PA indicated that these payments were made in respect of company liabilities (namely, his salary of £8,500), in repaying loans to himself which had previously loaned to the company and £12,580 in discharging the company’s liability for legal fees. He stated any breach of the freezing order had been inadvertent.
The judge found that PA’s narrative was implausible, contrived and disingenuous, and that he had at all times deliberately removed sums intending to use these for his own benefit. The judge stated it was obvious the sums had been used for his own ends.
On the director’s salary, the judge stated:
- There was no legally recognised obligation or contractual basis for the salary;
- There was no evidence how the amount was set;
- No reference was made in the 2019 accounts to a director’s salary;
- PA did not raise the existence of a salary until December 2019;
- PA knew from his defence document he was not permitted to draw down a salary whilst the freezing order was in place.
On the repayment of the loan, the judge stated he conjured up the obligation to repay the loan.

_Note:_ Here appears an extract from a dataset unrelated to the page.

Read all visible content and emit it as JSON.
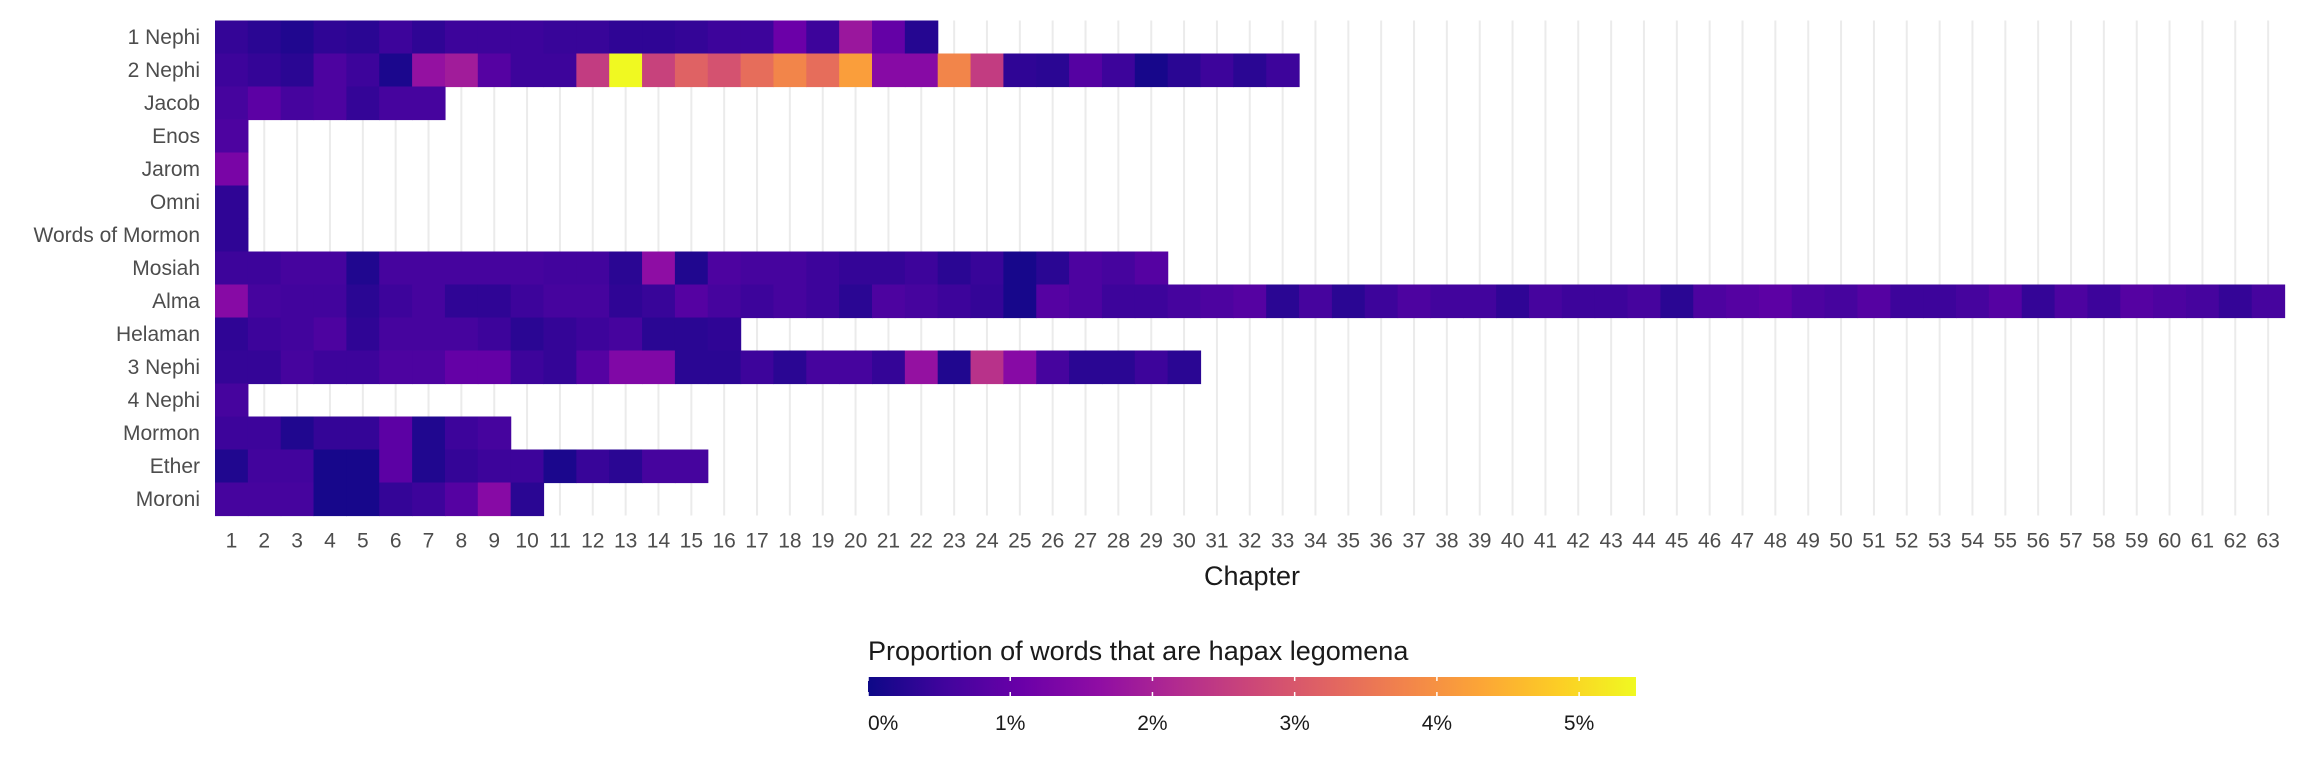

- There was no loan agreement or evidence to verify the existence of the loan;
- This loan was not mentioned by PA until January 2020, some 14 months after the filing of his Form E;
- There was no clear evidence in the company accounts of the purported loan;
- He stated he “had no need to” disclose it earlier because he felt it was a “zero sum game”;
- At one point in evidence
On the legal costs allegedly owed by the company:
- PA was in no doubt he could not use the account for his own personal legal costs, if not clear from the order then clear from a letter from MM’s solicitors on 20 May 2019;
- PA averred to repaying his partner £2,020 but there is no separate statement of this additional liability and is not corroborated in the bank statements;
- In the application for variation/clarification (January 2020) he wished to allow Pier to defend itself but this was long after he had withdrawn sums from the account to pay legal costs;
- Solicitors invoices were addressed to PA personally;
- One solicitors letter makes clear that the vast majority of the work related to the welfare proceedings which had nothing to do with Pier;
- One invoice was marked in relation to “professional charges in relation to your personal family affairs and the ToLATA/bare trust and schedule 1 claim” (emphasis by underlining added).

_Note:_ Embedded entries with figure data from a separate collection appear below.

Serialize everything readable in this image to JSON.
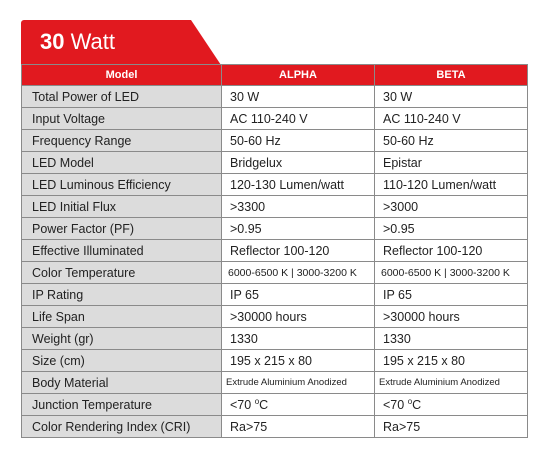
{
  "tab": {
    "number": "30",
    "unit": " Watt"
  },
  "header": {
    "model": "Model",
    "alpha": "ALPHA",
    "beta": "BETA"
  },
  "rows": [
    {
      "label": "Total Power of LED",
      "alpha": "30 W",
      "beta": "30 W"
    },
    {
      "label": "Input Voltage",
      "alpha": "AC 110-240 V",
      "beta": "AC 110-240 V"
    },
    {
      "label": "Frequency Range",
      "alpha": "50-60 Hz",
      "beta": "50-60 Hz"
    },
    {
      "label": "LED Model",
      "alpha": "Bridgelux",
      "beta": "Epistar"
    },
    {
      "label": "LED Luminous Efficiency",
      "alpha": "120-130 Lumen/watt",
      "beta": "110-120 Lumen/watt"
    },
    {
      "label": "LED Initial Flux",
      "alpha": ">3300",
      "beta": ">3000"
    },
    {
      "label": "Power Factor (PF)",
      "alpha": ">0.95",
      "beta": ">0.95"
    },
    {
      "label": "Effective Illuminated",
      "alpha": "Reflector 100-120",
      "beta": "Reflector 100-120"
    },
    {
      "label": "Color Temperature",
      "alpha": "6000-6500 K | 3000-3200 K",
      "beta": "6000-6500 K | 3000-3200 K"
    },
    {
      "label": "IP Rating",
      "alpha": "IP 65",
      "beta": "IP 65"
    },
    {
      "label": "Life Span",
      "alpha": ">30000 hours",
      "beta": ">30000 hours"
    },
    {
      "label": "Weight (gr)",
      "alpha": "1330",
      "beta": "1330"
    },
    {
      "label": "Size (cm)",
      "alpha": "195 x 215 x 80",
      "beta": "195 x 215 x 80"
    },
    {
      "label": "Body Material",
      "alpha": "Extrude Aluminium Anodized",
      "beta": "Extrude Aluminium Anodized"
    },
    {
      "label": "Junction Temperature",
      "alpha_value": "<70 ",
      "beta_value": "<70 ",
      "degree": "o",
      "unit": "C"
    },
    {
      "label": "Color Rendering Index (CRI)",
      "alpha": "Ra>75",
      "beta": "Ra>75"
    }
  ]
}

- No client care letters were produced to confirm the identity of the client – PA stated he did not produce them because they were “so long” despite the swathes of evidence he has produced for proceedings;
- There was no reason why Pier should incur, or have incurred, any legal costs in the substantive proceedings in any event given the company would like take a neutral stance;
- There is no evidence that the company sought any preliminary advice even to establish this position, and/or the potential conflict of interest with PA;
- On PA’s case there was likely a conflict of interest for solicitors acting from him and Pier;
- Two sets of solicitors from their correspondence appeared to be embarrassed to discover invoices had been settled from frozen accounts.

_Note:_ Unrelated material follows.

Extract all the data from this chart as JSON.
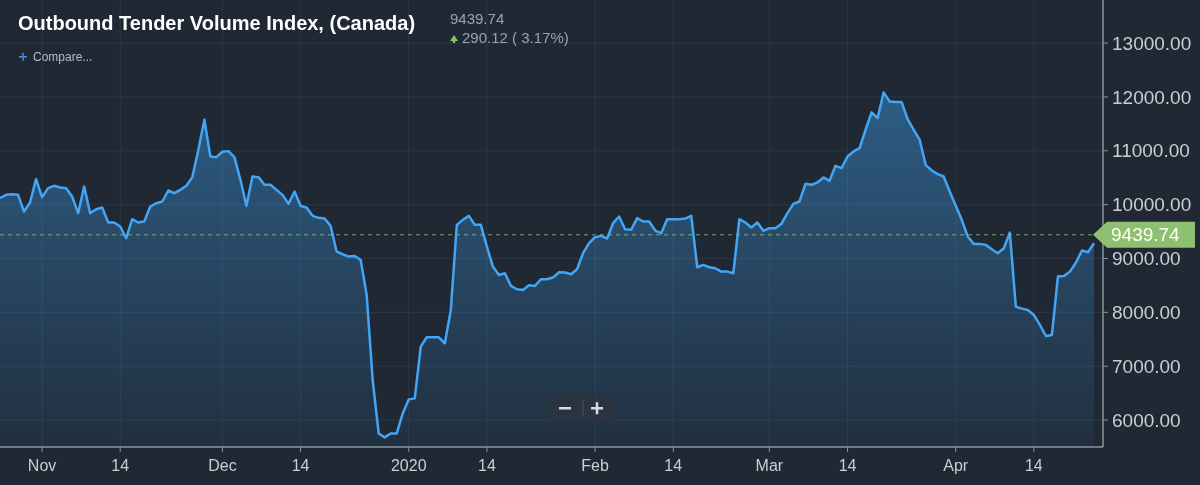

In conclusion, despite there being a 750 page bundle there was no single document evidencing any obligation to pay the director’s salary, the existence of the loans or the bona fide legal costs.
Mr Justice Cobb found that, to the required standard:
i) PA breached the ‘freezing order’ of 22 March 2019 by making/procuring the transfers/payments set out in MM’s amended Application Notice (27 April 2020);
ii) Such breaches were deliberate – PA made/procured the payments knowing that they were in breach of the freezing order.
The question of sanction was adjourned to a date to be fixed however indicated it should be listed soon, not least because this court has made orders premised upon Pier having sufficient funds to pay for expert tax advice in order to quantify Pier’s liabilities (for the purpose of the Schedule 1 Proceedings), and family therapy (relevant to the Welfare Proceedings).